地上で魔力を使うことにはもう慣れたものだが
魔素の補充が地上ではできない。
【リッチ式魔素バッテリー】も満タンにしたものを
数個持ってきてはいるがそれでもこの全てを転移させるには
魔力が足りなかった。
ふ~む・・・
どうしたものかの・・・
思案に暮れながら散策を続けていると魔花たちが
自分の魔力を極わずかながら吸い取っているのが解った。
それはリッチから言わせれば本当にごくごく僅かな量で
気にも留めない程度のものだった。
魔花という存在にとって魔素は無くてはならないものだ。
ここはそれが本当に乏しく、本来であれば生きていくことが出来ない。
滅んだ村の者たちの援助が無ければとうに滅んでいただろうが
その援助によってここまで生息域を広げることが出来たのだった。
尤もその村人たちもそれによって恩恵を受けていた言わば
共生関係ではあったのだが。
リッチは魔素の扱いの専門家であり特に自らの
干渉を受けた魔素の扱いに関しては特に得手であった。
これだ!!
リッチは自らの魔力を霧状に立ち込めさせると
急に湧いたその魔素を魔花たちは一生懸命に自らの
身体に取り込んだ。それはその身体を通じて根にも
行きわたるとそれを介して大地にも浸透し始めた。
持ってきていたバッテリーを利用し、その濃霧が
維持できるように細工していると、ふと自分たちが
去った後にこの霧を不審に思うものが近づいてくる
可能性にも思い当たり山の中腹でも使用している
人の目を惑わす魔法を付与した。
「リッチ様?」
主人の不可解な行為に疑問の声をかける少女に
リッチはこれからの計画を説明した。
「さて、帰るとするかの」
「ともすれば、受け入れ側の準備の方が済んでおらぬ」
「それではせっかくですし、この泉も山頂に
再現してみませんか?」
「この本当に美しいこの景色が失われるのは」
「本当に惜しいと思ってしまいます」
主人の計画に目を輝かせた少女は新たな提案を
してみせた。どうやら本当に成長し始めたらしい。
そんな欲求は今まで僅かにでも無かったであろうに。
「それは良い考えじゃ」
無意識に無い頬を緩ますリッチはゴロゴロと花の絨毯を
楽しむ犬を呼び、少女とその背に乗った。
また数日かけて山頂に戻るとリッチは山頂の岩肌を
開墾した。

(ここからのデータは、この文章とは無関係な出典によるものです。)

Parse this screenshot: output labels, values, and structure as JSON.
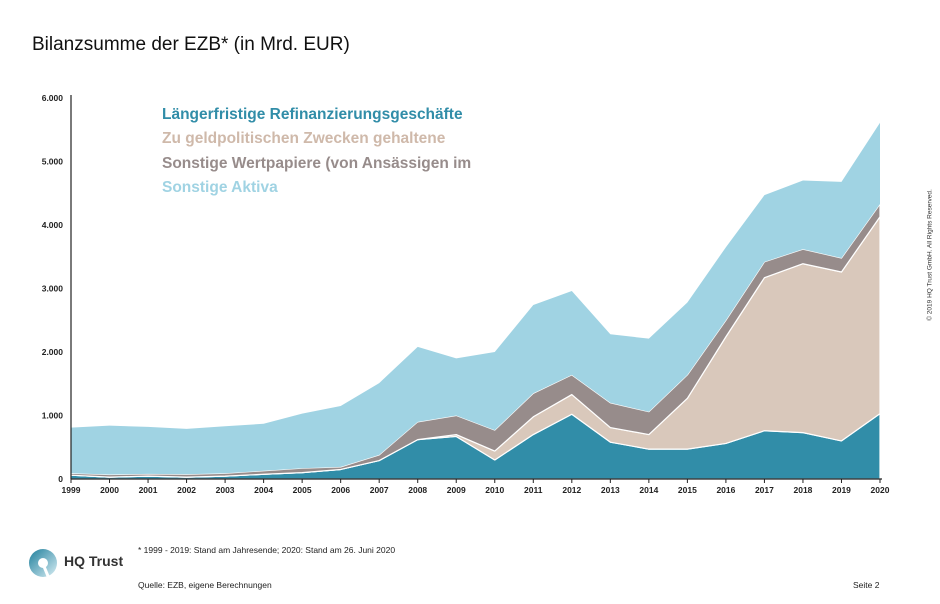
{
  "title": "Bilanzsumme der EZB* (in Mrd. EUR)",
  "footnote": "*  1999 - 2019: Stand am Jahresende; 2020: Stand am 26. Juni 2020",
  "source": "Quelle: EZB, eigene Berechnungen",
  "page_label": "Seite 2",
  "copyright": "© 2019 HQ Trust GmbH. All Rights Reserved.",
  "logo": {
    "text": "HQ Trust"
  },
  "chart_data": {
    "type": "area",
    "stacked": true,
    "title": "Bilanzsumme der EZB* (in Mrd. EUR)",
    "xlabel": "",
    "ylabel": "",
    "ylim": [
      0,
      6000
    ],
    "yticks": [
      "0",
      "1.000",
      "2.000",
      "3.000",
      "4.000",
      "5.000",
      "6.000"
    ],
    "ytick_values": [
      0,
      1000,
      2000,
      3000,
      4000,
      5000,
      6000
    ],
    "grid": false,
    "legend_position": "top-left",
    "categories": [
      "1999",
      "2000",
      "2001",
      "2002",
      "2003",
      "2004",
      "2005",
      "2006",
      "2007",
      "2008",
      "2009",
      "2010",
      "2011",
      "2012",
      "2013",
      "2014",
      "2015",
      "2016",
      "2017",
      "2018",
      "2019",
      "2020"
    ],
    "series": [
      {
        "name": "Längerfristige Refinanzierungsgeschäfte",
        "color": "#318da8",
        "values": [
          60,
          30,
          45,
          30,
          45,
          75,
          100,
          150,
          290,
          620,
          670,
          300,
          700,
          1020,
          580,
          470,
          470,
          560,
          760,
          730,
          600,
          1030
        ]
      },
      {
        "name": "Zu geldpolitischen Zwecken gehaltene",
        "color": "#d9c8bb",
        "values": [
          0,
          0,
          0,
          0,
          0,
          0,
          0,
          0,
          0,
          0,
          30,
          140,
          280,
          310,
          230,
          230,
          800,
          1680,
          2410,
          2660,
          2660,
          3100
        ]
      },
      {
        "name": "Sonstige Wertpapiere (von Ansässigen im",
        "color": "#978c8b",
        "values": [
          30,
          40,
          35,
          45,
          45,
          55,
          70,
          40,
          90,
          280,
          300,
          330,
          370,
          310,
          390,
          360,
          370,
          260,
          250,
          230,
          220,
          200
        ]
      },
      {
        "name": "Sonstige Aktiva",
        "color": "#a0d3e3",
        "values": [
          720,
          770,
          740,
          715,
          740,
          740,
          860,
          960,
          1130,
          1180,
          900,
          1230,
          1390,
          1320,
          1080,
          1150,
          1140,
          1150,
          1050,
          1080,
          1200,
          1280
        ]
      }
    ]
  }
}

地の魔法を使えばそれは一瞬のことだった。
少女から受けたリクエスト通りに泉のひな型も作り始めた。
もっとここに岬をこうとか言う細かい注文も孫娘から
可愛い駄々を受けるおじいちゃんの様に笑って答えた。
水魔法でそれを満たせば泉の出来上がりだ。
山頂には木は生育できなかったのでちょっと額縁が
味気ないが十分形にはなっただろう。
リッチは遠く離れた自らの魔力を操作し始めた。
濃霧に満たさていたその大地はその上で生育する魔花ごと
盛り上がるように浮き始めるとリッチの魔力のためか
もしかしたらその趣味故だったのかも知れないが頭骨の紋を
散りばめた羽を持つ巨大な蝶を形作った。
特にリッチは黒蛇の様に感知能力に優れていた訳では無かったし
地上で魔力を使える様になったとは言え、もはや感知できない程の
遠方にその魔力を行使することはできなかったのだが
開発した【リッチ式魔素バッテリー】はそれを可能とした。
加えて言えばそれは自らの干渉を受けた魔力だ。
操作することは容易い。
髑髏の紋を持つ蝶は山頂めがけて羽ばたき出した。
その距離もあって高度は高いものでは無かったが
ようやく山頂に到着した蝶を分解して開墾した山頂に広げてみれば・・・
魔花の花園の出来上がりだった。
「ワシにできぬことなどないわ」
その出来に満足そうにリッチは呟いた。